Do not act as if you were going to live ten thousand years. Death hangs over you. While you live, while it is in your power, be good.

How much trouble he avoids who does not look to see what his neighbor says or does or thinks, but only to what he does himself, that it may be just and pure; or as Agathon says, do not consider the depraved morals of others, but cling to the straight and narrow path without deviating from it.

He who has a powerful desire for posthumous fame does not consider that every one of those who remember him will himself also die very soon; then again also they who have succeeded them, until the whole remembrance shall have been extinguished as it is transmitted through men who foolishly admire and then perish. But suppose that those who will remember are even immortal, and that the remembrance will be immortal, what good will this do you?

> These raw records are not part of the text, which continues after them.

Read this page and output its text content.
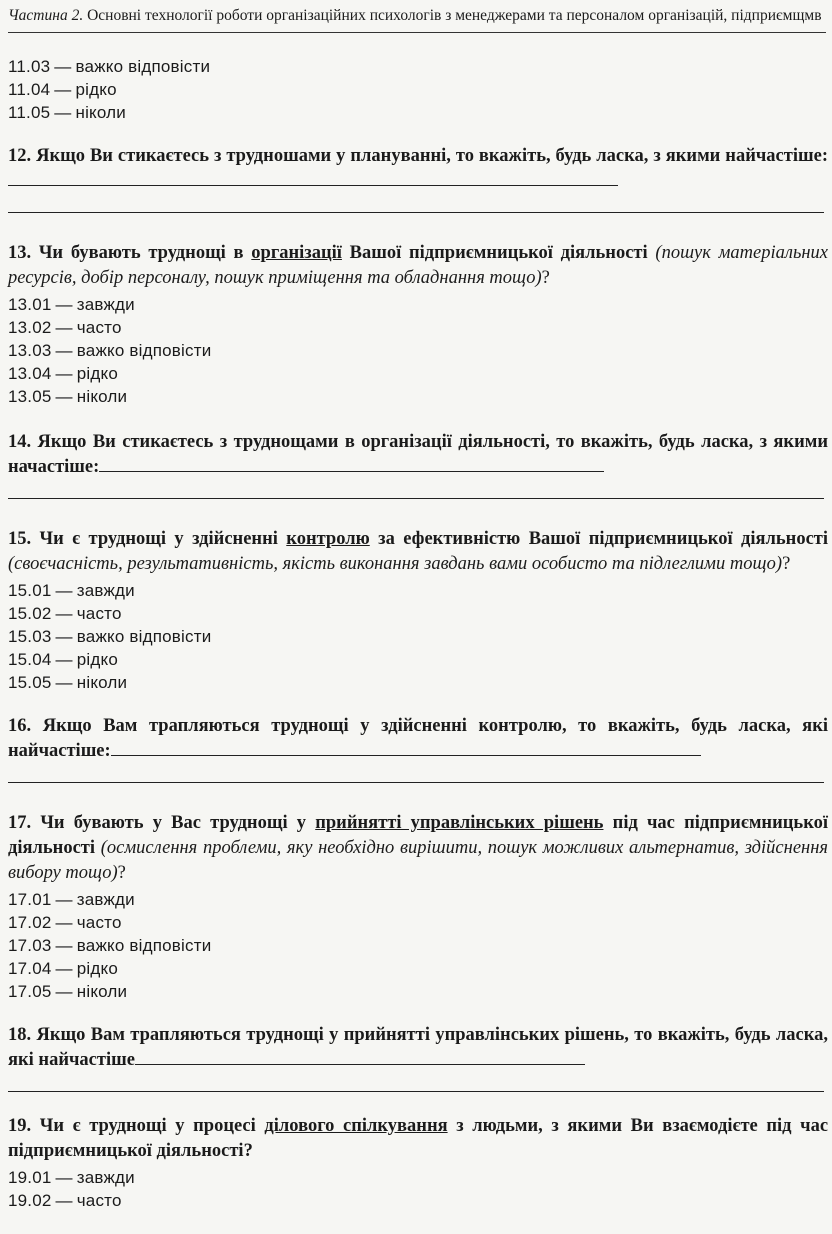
Частина 2. Основні технології роботи організаційних психологів з менеджерами та персоналом організацій, підприємщмв
11.03 — важко відповісти
11.04 — рідко
11.05 — ніколи
12. Якщо Ви стикаєтесь з трудношами у плануванні, то вкажіть, будь ласка, з якими найчастіше:
13. Чи бувають труднощі в організації Вашої підприємницької діяльності (пошук матеріальних ресурсів, добір персоналу, пошук приміщення та обладнання тощо)?
13.01 — завжди
13.02 — часто
13.03 — важко відповісти
13.04 — рідко
13.05 — ніколи
14. Якщо Ви стикаєтесь з труднощами в організації діяльності, то вкажіть, будь ласка, з якими начастіше:
15. Чи є труднощі у здійсненні контролю за ефективністю Вашої підприємницької діяльності (своєчасність, результативність, якість виконання завдань вами особисто та підлеглими тощо)?
15.01 — завжди
15.02 — часто
15.03 — важко відповісти
15.04 — рідко
15.05 — ніколи
16. Якщо Вам трапляються труднощі у здійсненні контролю, то вкажіть, будь ласка, які найчастіше:
17. Чи бувають у Вас труднощі у прийнятті управлінських рішень під час підприємницької діяльності (осмислення проблеми, яку необхідно вирішити, пошук можливих альтернатив, здійснення вибору тощо)?
17.01 — завжди
17.02 — часто
17.03 — важко відповісти
17.04 — рідко
17.05 — ніколи
18. Якщо Вам трапляються труднощі у прийнятті управлінських рішень, то вкажіть, будь ласка, які найчастіше
19. Чи є труднощі у процесі ділового спілкування з людьми, з якими Ви взаємодієте під час підприємницької діяльності?
19.01 — завжди
19.02 — часто
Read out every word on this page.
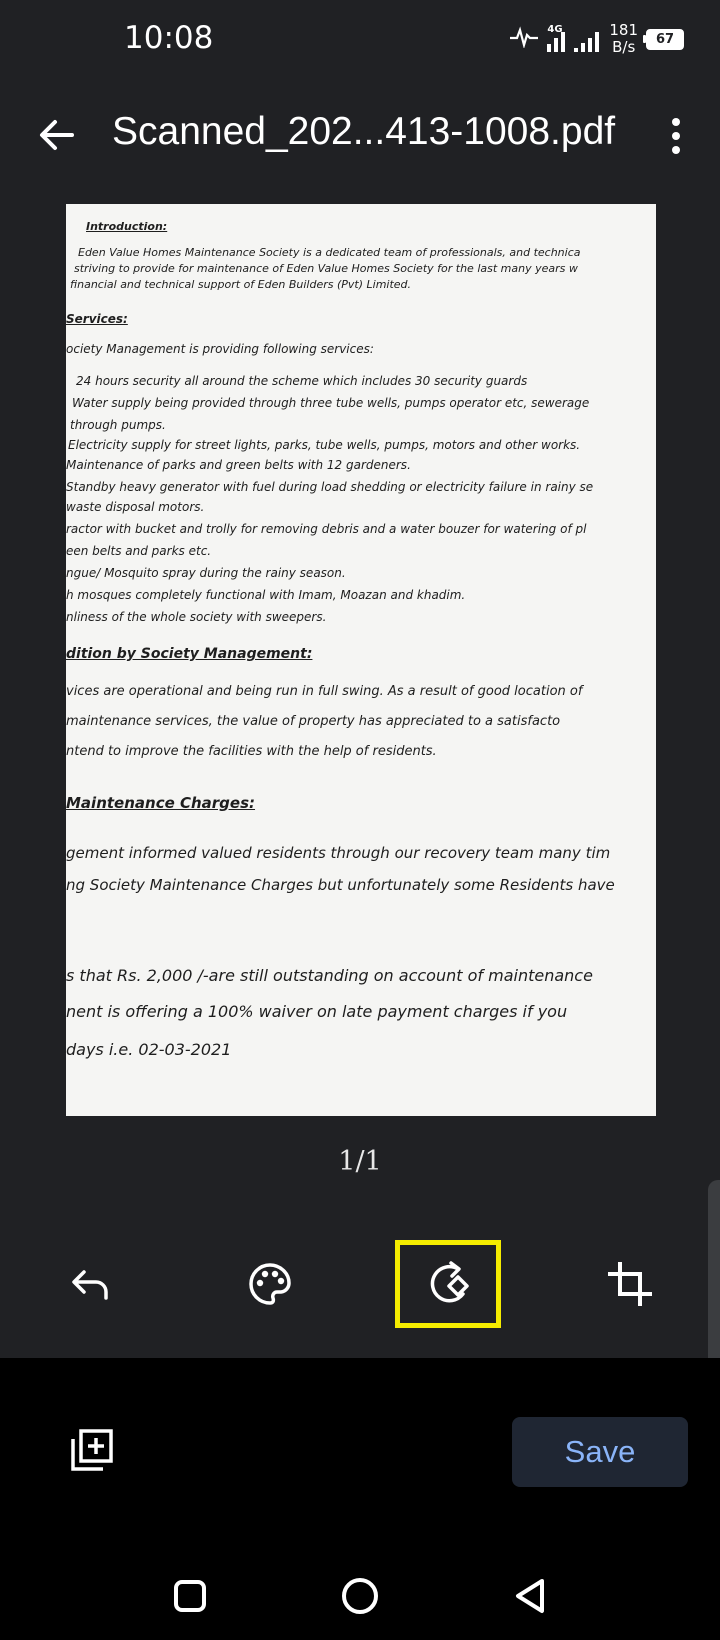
10:08	4G	181
B/s 67
Scanned_202...413-1008.pdf
Introduction:
Eden Value Homes Maintenance Society is a dedicated team of professionals, and technica
striving to provide for maintenance of Eden Value Homes Society for the last many years w
financial and technical support of Eden Builders (Pvt) Limited.
Services:
ociety Management is providing following services:
24 hours security all around the scheme which includes 30 security guards
Water supply being provided through three tube wells, pumps operator etc, sewerage
through pumps.
Electricity supply for street lights, parks, tube wells, pumps, motors and other works.
Maintenance of parks and green belts with 12 gardeners.
Standby heavy generator with fuel during load shedding or electricity failure in rainy se
waste disposal motors.
ractor with bucket and trolly for removing debris and a water bouzer for watering of pl
een belts and parks etc.
ngue/ Mosquito spray during the rainy season.
h mosques completely functional with Imam, Moazan and khadim.
nliness of the whole society with sweepers.
dition by Society Management:
vices are operational and being run in full swing. As a result of good location of
maintenance services, the value of property has appreciated to a satisfacto
ntend to improve the facilities with the help of residents.
Maintenance Charges:
gement informed valued residents through our recovery team many tim
ng Society Maintenance Charges but unfortunately some Residents have
s that Rs. 2,000 /-are still outstanding on account of maintenance
nent is offering a 100% waiver on late payment charges if you
days i.e. 02-03-2021
1/1
Save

Time is like a river made up of the events which happen, and a violent stream; for as soon as a thing has been seen, it is carried away, and another comes in its place, and this will be carried away too.”

Marcus Aurelius and Horse

__________

From Book Four of Meditations by Marcus Aurelius.

A good friend from college, MS, often carries The Meditations in his backpack or back pocket, occasionally glancing at the thin and worn volume whenever he has a spare minute. On a lazy day last Spring, I asked him about the book, and he handed it to me, directing my attention to several dog-eared pages and marked passages — words that are nearly flawless in their logic and stoicism.

It’s impressive that Marcus Aurelius wrote The Meditations in his spare time. He was a statesmen; his philosophical reflections — which espouse self-discipline, virtue, and ethical reflection — came from private moments which he snatched away from a public life. He wrote this in the year 167 CE.

Marcus Aurelius’s understanding of posterity, of the uselessness of being remembered beyond death by men who will themselves die, calls to mind C.S. Lewis’s crisp observation that, “All that is not eternal is eternally useless.”

I especially like the final sentence which analogizes time as a river. It was echoed some eighteen centuries later in Borges’s unforgettable line:

“Time is the substance I am made of. Time is a river which sweeps me along, but I am the river…”

Note: I haven’t been writing anything original for this blog for the past week or so, and that’s because I’ve been swamped with writing work for my day job (as a grad student). So recently I’ve just been putting quotes and commentary on here. I apologize for this: at least for now you’re stuck with the words of much greater men.